L’importanza di avere un sistema sanitario pubblico e servizi essenziali gestiti secondo la logica dell’interesse collettivo, non del profitto di pochi, è ormai evidente anche a chi ha sostenuto per anni la necessità dei tagli e delle privatizzazioni. Hanno fatto bene i sindacati a ribadire come il lavoro dei dipendenti dei servizi pubblici fondamentali, dalla sanità all’acqua e ai trasporti, abbia permesso agli ospedali di funzionare anche nelle settimane più drammatiche. I servizi pubblici sono funzionali all’esercizio dei diritti fondamentali di tutti noi.

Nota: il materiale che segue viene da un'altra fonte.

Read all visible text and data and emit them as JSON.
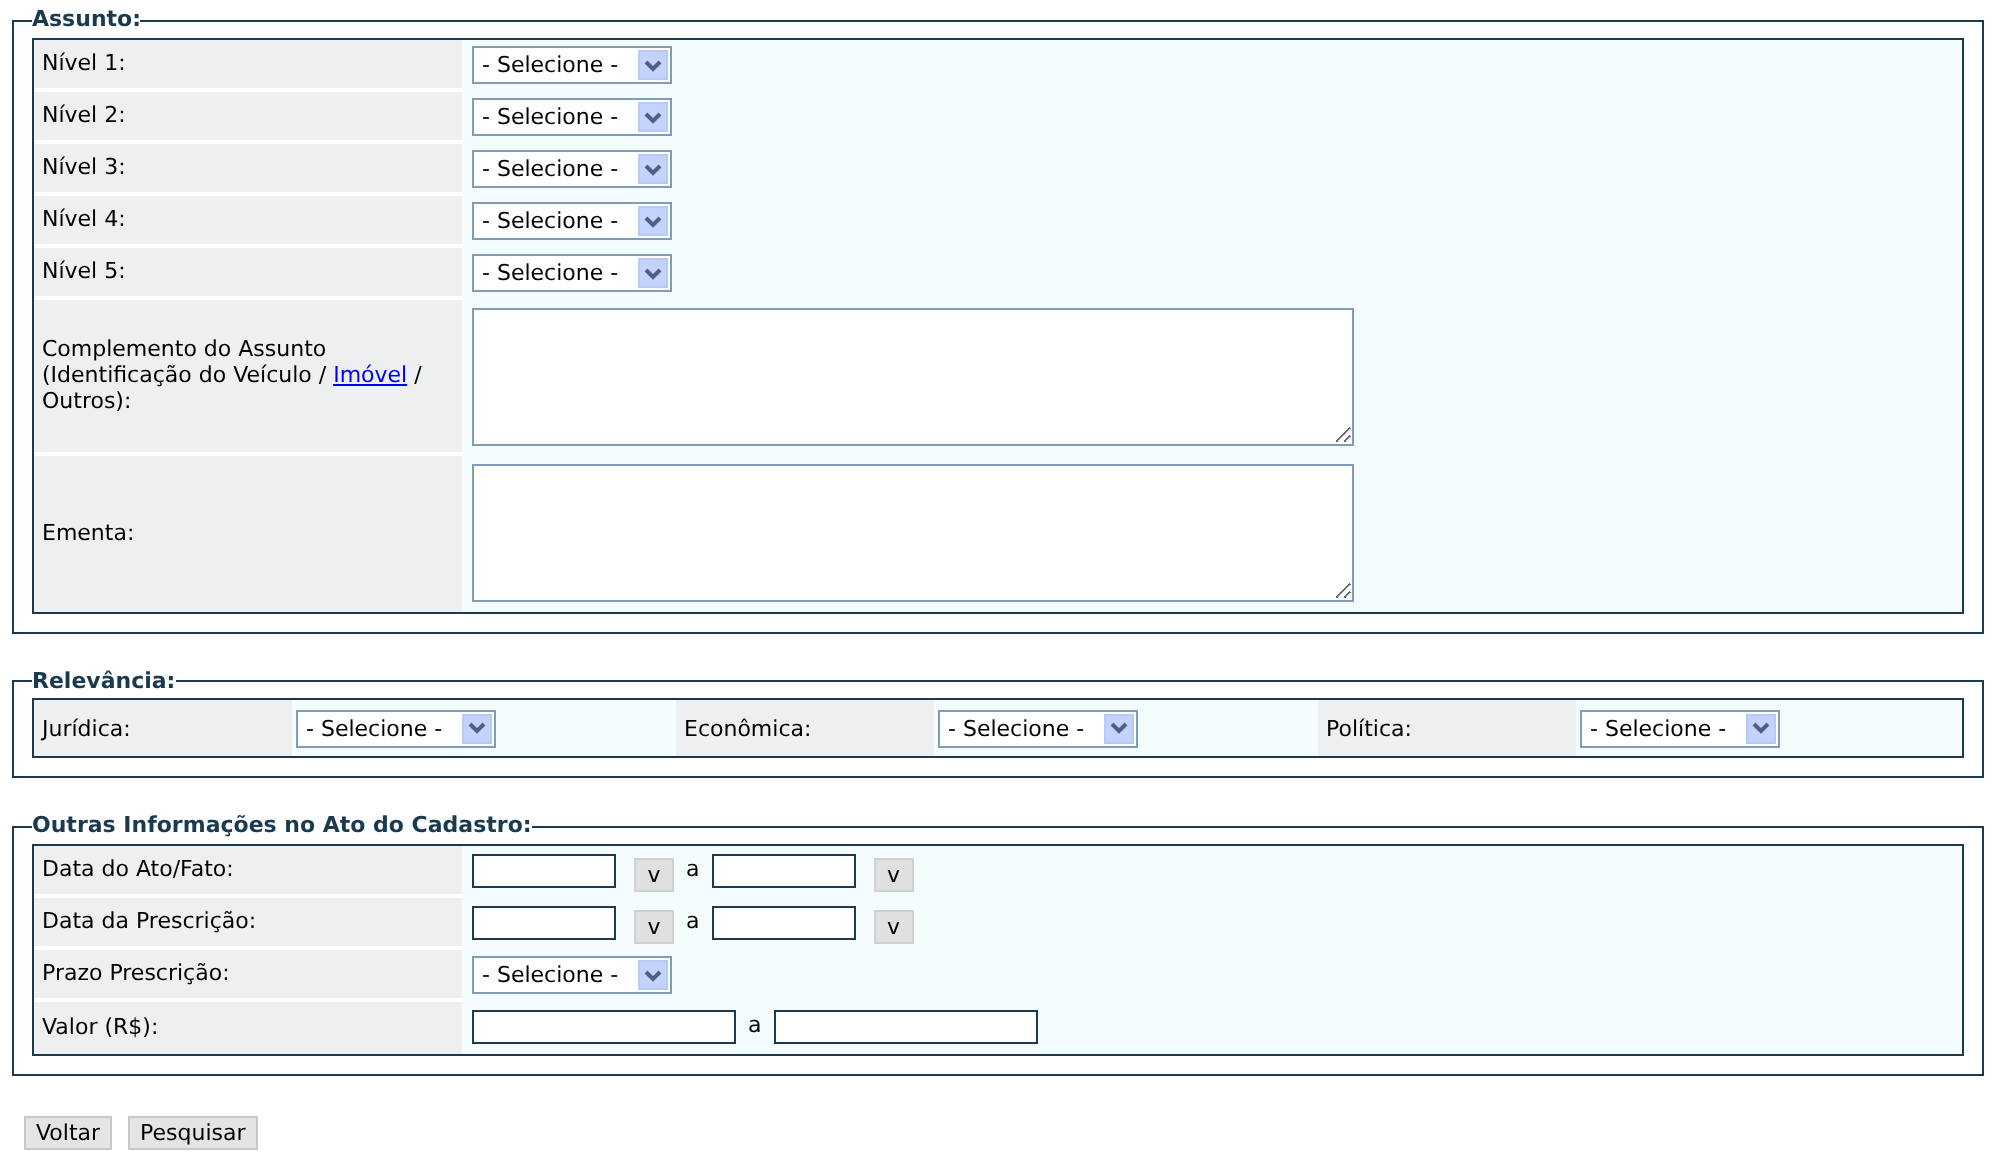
{
  "sections": [
    {
      "kind": "rows",
      "legend": "Assunto:",
      "rows": [
        {
          "kind": "select",
          "label": "Nível 1:",
          "value": "- Selecione -"
        },
        {
          "kind": "select",
          "label": "Nível 2:",
          "value": "- Selecione -"
        },
        {
          "kind": "select",
          "label": "Nível 3:",
          "value": "- Selecione -"
        },
        {
          "kind": "select",
          "label": "Nível 4:",
          "value": "- Selecione -"
        },
        {
          "kind": "select",
          "label": "Nível 5:",
          "value": "- Selecione -"
        },
        {
          "kind": "textarea",
          "label": "Complemento do Assunto (Identificação do Veículo /",
          "link": "Imóvel",
          "label_end": "/ Outros):"
        },
        {
          "kind": "textarea",
          "label": "Ementa:"
        }
      ]
    },
    {
      "kind": "columns",
      "legend": "Relevância:",
      "items": [
        {
          "label": "Jurídica:",
          "value": "- Selecione -"
        },
        {
          "label": "Econômica:",
          "value": "- Selecione -"
        },
        {
          "label": "Política:",
          "value": "- Selecione -"
        }
      ]
    },
    {
      "kind": "rows",
      "legend": "Outras Informações no Ato do Cadastro:",
      "rows": [
        {
          "kind": "date_range",
          "label": "Data do Ato/Fato:",
          "button": "v",
          "separator": "a",
          "button_end": "v"
        },
        {
          "kind": "date_range",
          "label": "Data da Prescrição:",
          "button": "v",
          "separator": "a",
          "button_end": "v"
        },
        {
          "kind": "select",
          "label": "Prazo Prescrição:",
          "value": "- Selecione -"
        },
        {
          "kind": "range",
          "label": "Valor (R$):",
          "separator": "a"
        }
      ]
    }
  ],
  "buttons": [
    "Voltar",
    "Pesquisar"
  ]
}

E la battaglia per l’acqua pubblica culminata con il referendum del 2011 – simbolica testa d’ariete per aprire una più universale campagna di riappropriazione dei beni comuni, cura del mondo, ricostruzione di legame sociale – è confermata nella sua piena attualità proprio dall’oggettivo intreccio delle tante dimensioni di questa crisi pluridimensionale, che non è solo sanitaria ma anche ecologica, economica e sociale. Fra la vittoria referendaria del 2011 e questa pandemia c’è stato per la verità un altro evento traumatico che ha rivelato come l’assioma neoliberista «pubblico = inefficiente, privato = virtuoso» si stia sbriciolando sotto i colpi dell’esperienza vissuta e dell’evidenza empirica: il crollo del Ponte Morandi.
Stiamo assistendo in questi ultimi tempi anche al miserevole spettacolo di chi invoca lo Stato dopo aver incensato per decenni la funzione salvifica del mercato e dei privati, invocando il taglio indiscriminato delle tasse. Tanti corifei del liberismo duro e puro che hanno contribuito alla demolizione dello stato sociale, dalla sanità alla previdenza, dalla scuola ai trasporti, adesso chiedono sussidi a fondo perduto e massicci interventi e investimenti pubblici. Esattamente come è accaduto dopo la crisi del 2008 per salvare il sistema finanziario globale con soldi pubblici.
Il movimento come legislatore
Sono passati dieci anni dai referendum del 2011 e sono passati quasi vent’anni dal primo Forum Mondiale Alternativo dell’Acqua tenutosi a Firenze nel 2003, sull’onda lunga delle giornate di Genova 2001 e del Forum Sociale Europeo del 2002. Erano i primi passi del movimento per l’acqua, che in quella fase originaria portò alla formazione di un Forum regionale in Toscana e all’elaborazione collettiva della prima legge d’iniziativa popolare per la ripubblicizzazione del servizio idrico integrato, allora su scala regionale, che raccolse 43 mila firme in pochi mesi.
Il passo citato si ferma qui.